Posted: Nov 15, 2021 05:15 GMT
Scientists theorized for years about the existence of this mineral, but until now no specimen has been found, since it decomposes into other minerals as it rises towards the Earth’s surface and the pressure decreases.
An international team of scientists published this November 11 in the journal Science a study in which they revealed that they had discovered inside a diamond a mineral never seen before.
Called davemaoita, this mineral is the first example of a perovskite stone, formed by calcium silicate under the high pressure and high temperatures of the Earth’s mantle. Researchers they had hypothesized for years on the existence of davemaoite, which would be an abundant and geochemically important mineral in the depths of our planet.
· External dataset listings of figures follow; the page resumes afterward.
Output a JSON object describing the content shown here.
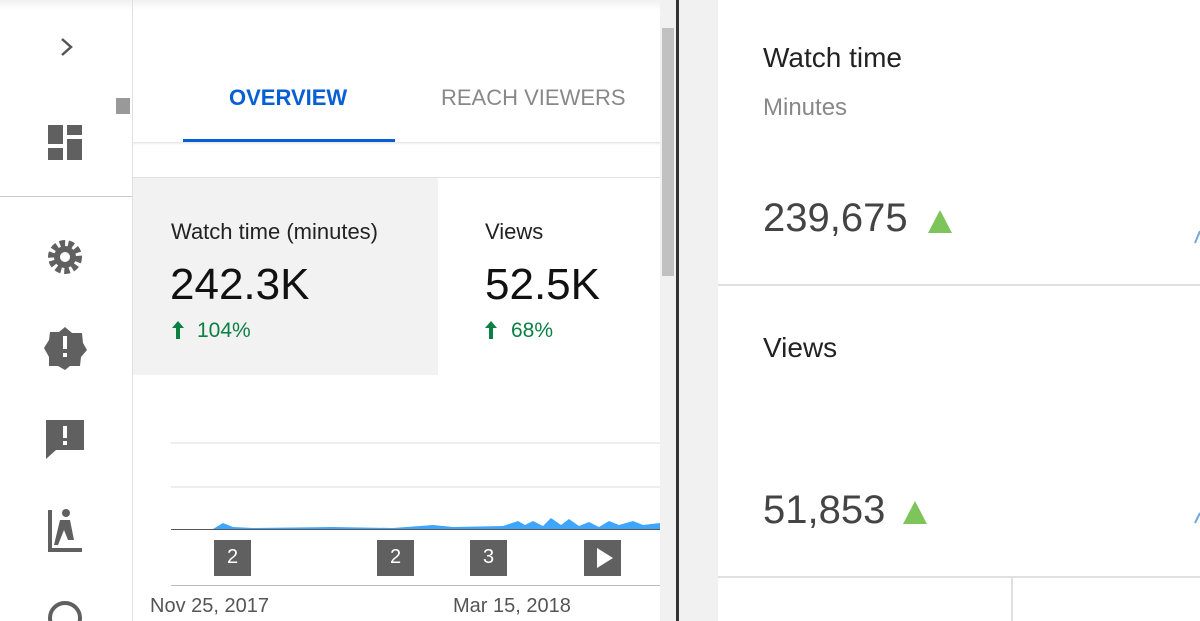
{
  "tabs": [
    "OVERVIEW",
    "REACH VIEWERS"
  ],
  "cards": [
    {
      "label": "Watch time (minutes)",
      "value": "242.3K",
      "change": "104%"
    },
    {
      "label": "Views",
      "value": "52.5K",
      "change": "68%"
    }
  ],
  "chart": {
    "markers": [
      "2",
      "2",
      "3"
    ],
    "dates": [
      "Nov 25, 2017",
      "Mar 15, 2018"
    ]
  },
  "right_panel": {
    "watch_time": {
      "title": "Watch time",
      "subtitle": "Minutes",
      "value": "239,675"
    },
    "views": {
      "title": "Views",
      "value": "51,853"
    }
  }
}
However, until now no specimen had ever been foundas davemaoite breaks down into other minerals as it rises to the surface and the pressure decreases.
The study authors analyzed a diamond mined in Botswana that formed in the mantle, about 660 kilometers below the earth’s crust, and found a sample of intact davemaoite trapped inside it, which has led the International Mineralogical Association to confirm davemaoite as a new mineral.
“The davemaoite discovery was a surprise,” Oliver Tschauner, lead author of the study and a mineralogist at the University of Nevada, told Live Science.
Tschauner explained that to find the davemaoite sample, he and his colleagues used a technique known as synchrotron X-ray diffraction, which focuses a high-energy X-ray beam at certain points within the diamond with microscopic precision. By measuring the angle and intensity of the returning light, it is possible to decipher what is inside. The davemaoite sample measured about few micrometers (millionths of a meter), so according to Tschauner, other less powerful sampling techniques would not have detected it.
The scientific community theorizes that davemaoite may contain trace elements such as uranium and thorium, which release heat through radioactive decay. Tschauner pointed out that, due to this property, the mineral could contribute to generating a substantial amount of heat in the Earth’s mantle.
“Tschauner’s work inspires hope in the discovery of other difficult high-pressure phases in nature,” said Yingwei Fe, a geophysicist at the Carnegie Institute of Sciences in Washington DC, who concludes that “such direct sampling of the inaccessible lower mantle would fill our knowledge gap on the chemical composition of the entire mantle of our planet “.